Markets reacted today in a manner that was somewhat unexpected. After the release of some earnings results that were unexpectedly lower than expectations (e.g.Walmart) the equity market sold. The Vixx rose some 20% the 3rd highest movement on record (remembering that the highest movement ever was recorded last week) adding fuel to the somewhat lit fire.
In essence, political turmoil is certainly a factor. News of Cohn’s thinking to resign added fuel to the fire although this was softened by the statement that Cohn would tarry a little longer. What is does highlight though is that Trump is having difficulties working with key members of his cabinet and perhaps their values do not coincide with his reality. What it all does suggest though is that the market is now starting to waver and that there is now a strong belief that Trump will be a weak President that cannot get anything done. Trump’s agenda looks highly unlikely to become reality.
And in many ways the U.S. equity market’s expectations were too elevated given his rhetoric. Suggesting 3% growth does not happen because you promise something. It happens because you get a productivity rise, you get wages growth, you get a technology boost. Those are the ingredients this Administration fails to understand.
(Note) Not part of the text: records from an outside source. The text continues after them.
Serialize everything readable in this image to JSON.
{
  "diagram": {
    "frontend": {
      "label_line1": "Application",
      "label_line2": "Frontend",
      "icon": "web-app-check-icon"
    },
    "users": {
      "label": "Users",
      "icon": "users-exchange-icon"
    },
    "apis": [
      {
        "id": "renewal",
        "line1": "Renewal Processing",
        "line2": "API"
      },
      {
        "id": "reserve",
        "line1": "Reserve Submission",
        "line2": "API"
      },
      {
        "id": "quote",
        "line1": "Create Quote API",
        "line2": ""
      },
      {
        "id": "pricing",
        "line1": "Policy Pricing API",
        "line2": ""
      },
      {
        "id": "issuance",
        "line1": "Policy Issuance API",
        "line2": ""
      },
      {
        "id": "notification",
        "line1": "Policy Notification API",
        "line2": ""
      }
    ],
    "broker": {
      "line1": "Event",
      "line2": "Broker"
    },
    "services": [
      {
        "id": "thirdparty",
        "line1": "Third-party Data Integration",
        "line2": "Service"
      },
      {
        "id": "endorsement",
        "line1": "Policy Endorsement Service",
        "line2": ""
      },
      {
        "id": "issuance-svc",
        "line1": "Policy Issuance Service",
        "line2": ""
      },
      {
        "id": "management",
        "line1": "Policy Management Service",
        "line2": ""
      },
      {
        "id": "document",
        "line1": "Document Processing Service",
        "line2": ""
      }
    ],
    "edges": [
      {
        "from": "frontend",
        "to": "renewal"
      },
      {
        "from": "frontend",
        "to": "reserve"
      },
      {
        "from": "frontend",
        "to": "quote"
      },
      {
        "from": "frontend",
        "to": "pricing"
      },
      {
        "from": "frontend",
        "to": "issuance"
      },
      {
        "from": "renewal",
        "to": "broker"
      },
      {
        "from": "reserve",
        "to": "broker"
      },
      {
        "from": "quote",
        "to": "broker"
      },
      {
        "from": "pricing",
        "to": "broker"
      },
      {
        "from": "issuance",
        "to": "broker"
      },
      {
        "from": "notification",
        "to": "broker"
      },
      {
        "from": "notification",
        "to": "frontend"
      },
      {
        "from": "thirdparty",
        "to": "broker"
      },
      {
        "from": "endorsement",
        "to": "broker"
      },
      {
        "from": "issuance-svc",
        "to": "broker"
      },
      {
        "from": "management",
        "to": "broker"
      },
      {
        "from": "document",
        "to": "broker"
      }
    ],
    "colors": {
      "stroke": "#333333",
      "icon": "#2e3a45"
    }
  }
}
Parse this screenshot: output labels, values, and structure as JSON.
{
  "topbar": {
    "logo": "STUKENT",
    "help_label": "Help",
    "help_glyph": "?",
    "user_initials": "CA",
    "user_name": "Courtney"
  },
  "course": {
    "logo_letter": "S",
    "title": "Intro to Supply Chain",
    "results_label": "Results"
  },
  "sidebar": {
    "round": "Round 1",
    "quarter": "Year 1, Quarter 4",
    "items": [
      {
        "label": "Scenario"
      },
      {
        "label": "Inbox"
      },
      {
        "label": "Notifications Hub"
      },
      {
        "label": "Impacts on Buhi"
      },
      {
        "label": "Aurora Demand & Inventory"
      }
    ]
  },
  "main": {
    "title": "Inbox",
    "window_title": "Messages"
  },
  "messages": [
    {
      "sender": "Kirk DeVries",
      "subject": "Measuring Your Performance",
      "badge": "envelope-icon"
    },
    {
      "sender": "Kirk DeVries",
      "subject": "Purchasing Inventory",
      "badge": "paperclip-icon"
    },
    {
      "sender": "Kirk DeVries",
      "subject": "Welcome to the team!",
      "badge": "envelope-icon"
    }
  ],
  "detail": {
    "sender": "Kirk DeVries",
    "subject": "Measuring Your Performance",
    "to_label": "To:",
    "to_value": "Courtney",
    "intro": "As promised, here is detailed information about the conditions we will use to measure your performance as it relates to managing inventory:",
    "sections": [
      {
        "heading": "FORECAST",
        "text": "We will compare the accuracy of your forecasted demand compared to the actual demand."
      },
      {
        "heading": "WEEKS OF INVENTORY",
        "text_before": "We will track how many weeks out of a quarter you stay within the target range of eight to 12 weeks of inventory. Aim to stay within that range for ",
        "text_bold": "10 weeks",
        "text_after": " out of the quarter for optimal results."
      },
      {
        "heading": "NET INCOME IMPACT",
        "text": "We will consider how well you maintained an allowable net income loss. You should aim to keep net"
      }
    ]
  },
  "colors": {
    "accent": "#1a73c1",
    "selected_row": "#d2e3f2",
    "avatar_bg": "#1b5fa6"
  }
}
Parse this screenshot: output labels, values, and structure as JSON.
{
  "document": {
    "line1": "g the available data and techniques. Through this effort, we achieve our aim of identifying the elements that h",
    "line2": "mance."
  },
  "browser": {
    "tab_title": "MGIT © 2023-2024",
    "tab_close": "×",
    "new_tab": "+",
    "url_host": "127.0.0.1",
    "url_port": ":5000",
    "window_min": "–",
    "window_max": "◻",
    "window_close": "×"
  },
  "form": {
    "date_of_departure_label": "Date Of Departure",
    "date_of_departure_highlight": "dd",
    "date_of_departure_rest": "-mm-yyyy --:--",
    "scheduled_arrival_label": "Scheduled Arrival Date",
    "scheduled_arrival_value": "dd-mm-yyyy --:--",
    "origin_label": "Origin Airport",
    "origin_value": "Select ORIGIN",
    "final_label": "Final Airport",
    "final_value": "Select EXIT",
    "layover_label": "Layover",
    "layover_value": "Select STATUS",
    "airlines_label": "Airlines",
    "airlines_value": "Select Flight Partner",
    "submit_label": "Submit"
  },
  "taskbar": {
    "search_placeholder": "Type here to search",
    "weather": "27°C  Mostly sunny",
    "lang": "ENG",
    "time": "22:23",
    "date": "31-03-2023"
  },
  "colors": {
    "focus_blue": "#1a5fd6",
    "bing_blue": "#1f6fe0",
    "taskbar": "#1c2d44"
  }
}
The terrorist attack in Barcelona also added some concerns leading to risk off trades.
To press the point on political turmoil, the ending of his CEO councils added fuel. Many of the CEOs bailed on Trump after his Charlottesville comments. Simply put, many companies have had for a many number of years tolerance and diversity as corporate culture. Trump’s speech alienated many CEOs and many of the CEOs received push back from their staff. So it would appear that Trump lit a fuse by tacitly supporting the white supremacists and neo-Nazi groups, and expectations have dimmed.
Bonds rallied on the uncertainty with the yield curve flattening a bp.
Equities tumbled on political turmoil within the Trump Administration and weak earnings posted by Walmart, Cisco, Dow and others. The S&P posted 49 new 52-week highs and 10 new lows. It was the seventh day in which the NYSE has more stocks making a 52-week low than high. Turnover on the day was solid. The S&P lost 1.5%, the biggest decline since May and the Dow fell 1.2%. The Stoxx 600 dipped 0.6%.
Bonds rallied however there may be some near-term concerns. Growth in the eurozone is putting pressure on Draghi to ease back on QE and this could lead to some bonds being sold. The U.S. 10-year fell 4 bp to close at 2.18% and the 2-year rallied 3 bp to close at 1.3%. The probability of a rate hike by December is now at 29.6%. It is becoming very apparent that with sluggish growth rates and low inflation the Fed may be unable to hike rates a third time this year. Robert Kaplan said that he would need to see evidence of inflation at 2% to support a rate hike.
Commodities were mixed. WTI rose 0.5% on falling U.S. inventories and gold rose 0.4%. Lead gained today on the basis of an unforeseen boost coming from sanctions on North Korea. Palladium hit a 16 -year peak up 1.1% and a price of $923.8 an ounce. Silver and platinum fell. Copper and aluminium fell on profit taking.
Aussie Market Today
Today would appear to be a risk off day. I expect that bonds will rally and that equities will follow the lead from offshore and be sold.